2008年度、「エネルギーの見える化」を導入し、生産現場の情報を関係者みんなで共有することで省エネ改善につなげ、大きな成果を得ました。2013年度は、新たに「D's FEMS」を導入。当初は、気づきを与えるアラームに追われる日々でしたが、今は適切な対応がとれるようになってきました。また、気づきを省エネ改善に結びつける活動は、専門知識が必要なため、協力会社を含めた人材育成が課題と認識し取り組んでいます。九州工場は、これからも省エネ推進事業場として「ものづくり・人づくり」にこだわり、省エネトップランナー工場を目指します。
九州工場 工場長
嶋 哲司
工場長の声
省エネ活動の水平展開と、さらなる省エネの実証検証を実施。
2005年度に九州工場で開始した省エネ活動は、生産現場中心の改善活動に始まり、省エネプロジェクト活動を経て大きなエネルギー削減につながりました。その成果は、奈良工場にも展開し、2013年度の工場売上高あたりCO2排出量は2010年度比19.3%減となりました。現在は、メーカーと共同開発した「D's FEMS」で工場全体の情報共有を進め、新たな改善を積み重ねています。また、2014年1月に「D's SMART FACTORY」のモデルとして建て替えた第一工場を活用しながら、さらなる省エネ改善・運用の定着と実証検証を継続してまいります。
奈良工場 工場長
中尾 真也
今後に向けて ~さらなる省エネ施策の検証と次世代省エネ工場の提案~
工場の省エネ活動を全社、全グループに広げる一方、お客さまにも次世代省エネ工場を提案していくことは、自社工場を持つ当社の役割だと考えています。このため、一連の活動成果をまとめ、「D’s SMART FACTORY」として商品化しました。
特に「D’s FEMS」において“どのデータがどの値を超えた時にアラームを出すべきか”といった判断基準は、スマート化の核となる省エネノウハウそのものです。このため、目下、九州・奈良の2工場で実証を進めています。今後も地道に商品の完成度向上に努めていきます。

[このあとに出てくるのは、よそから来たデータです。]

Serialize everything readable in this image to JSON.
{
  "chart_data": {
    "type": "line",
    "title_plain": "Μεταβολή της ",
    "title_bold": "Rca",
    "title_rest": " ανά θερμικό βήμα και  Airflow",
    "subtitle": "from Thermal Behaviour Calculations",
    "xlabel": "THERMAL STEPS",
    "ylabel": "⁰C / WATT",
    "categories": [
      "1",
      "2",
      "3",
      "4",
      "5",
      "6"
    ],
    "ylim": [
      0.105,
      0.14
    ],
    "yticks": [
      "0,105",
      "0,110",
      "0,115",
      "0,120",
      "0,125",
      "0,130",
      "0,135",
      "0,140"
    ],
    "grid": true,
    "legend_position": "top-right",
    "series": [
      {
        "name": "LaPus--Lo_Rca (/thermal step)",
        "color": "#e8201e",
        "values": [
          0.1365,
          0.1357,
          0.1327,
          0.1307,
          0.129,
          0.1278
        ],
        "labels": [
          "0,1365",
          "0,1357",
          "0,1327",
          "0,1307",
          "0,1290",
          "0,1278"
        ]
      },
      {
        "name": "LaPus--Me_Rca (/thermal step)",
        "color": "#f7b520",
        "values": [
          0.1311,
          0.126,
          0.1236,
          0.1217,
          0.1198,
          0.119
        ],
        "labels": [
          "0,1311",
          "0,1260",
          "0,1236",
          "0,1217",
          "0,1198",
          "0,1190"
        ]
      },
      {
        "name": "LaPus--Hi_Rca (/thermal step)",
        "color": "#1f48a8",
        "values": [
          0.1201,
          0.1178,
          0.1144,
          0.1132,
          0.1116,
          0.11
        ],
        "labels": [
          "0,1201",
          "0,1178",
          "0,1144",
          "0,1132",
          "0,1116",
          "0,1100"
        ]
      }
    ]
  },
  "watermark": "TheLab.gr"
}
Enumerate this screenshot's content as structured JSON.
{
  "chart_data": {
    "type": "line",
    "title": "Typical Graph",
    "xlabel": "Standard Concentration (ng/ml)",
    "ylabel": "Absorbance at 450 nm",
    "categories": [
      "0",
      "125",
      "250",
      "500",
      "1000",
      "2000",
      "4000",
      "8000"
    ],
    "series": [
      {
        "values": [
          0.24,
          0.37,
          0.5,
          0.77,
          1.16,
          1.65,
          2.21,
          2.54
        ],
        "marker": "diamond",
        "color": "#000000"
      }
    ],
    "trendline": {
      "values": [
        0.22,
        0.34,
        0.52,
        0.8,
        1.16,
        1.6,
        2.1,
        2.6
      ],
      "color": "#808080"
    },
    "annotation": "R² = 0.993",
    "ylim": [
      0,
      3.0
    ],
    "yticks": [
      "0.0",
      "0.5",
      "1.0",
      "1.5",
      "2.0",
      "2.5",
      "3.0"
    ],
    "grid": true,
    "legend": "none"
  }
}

提案の柱の一つは「アクティブコントロール」。最新の設備機器により、創エネ・蓄エネ・省エネを実現します。
採光の工夫で人工照明を抑えるなど、光・風など自然の力を利用する「パッシブコントロール」も徹底追求しています。
奈良工場を「D's SMART FACTORY」のモデルと位置づけ建て替えを進めています。2014年1月に第1期工事が完了。新築建屋でエネルギー最小化に向けた実証実験を推進中です。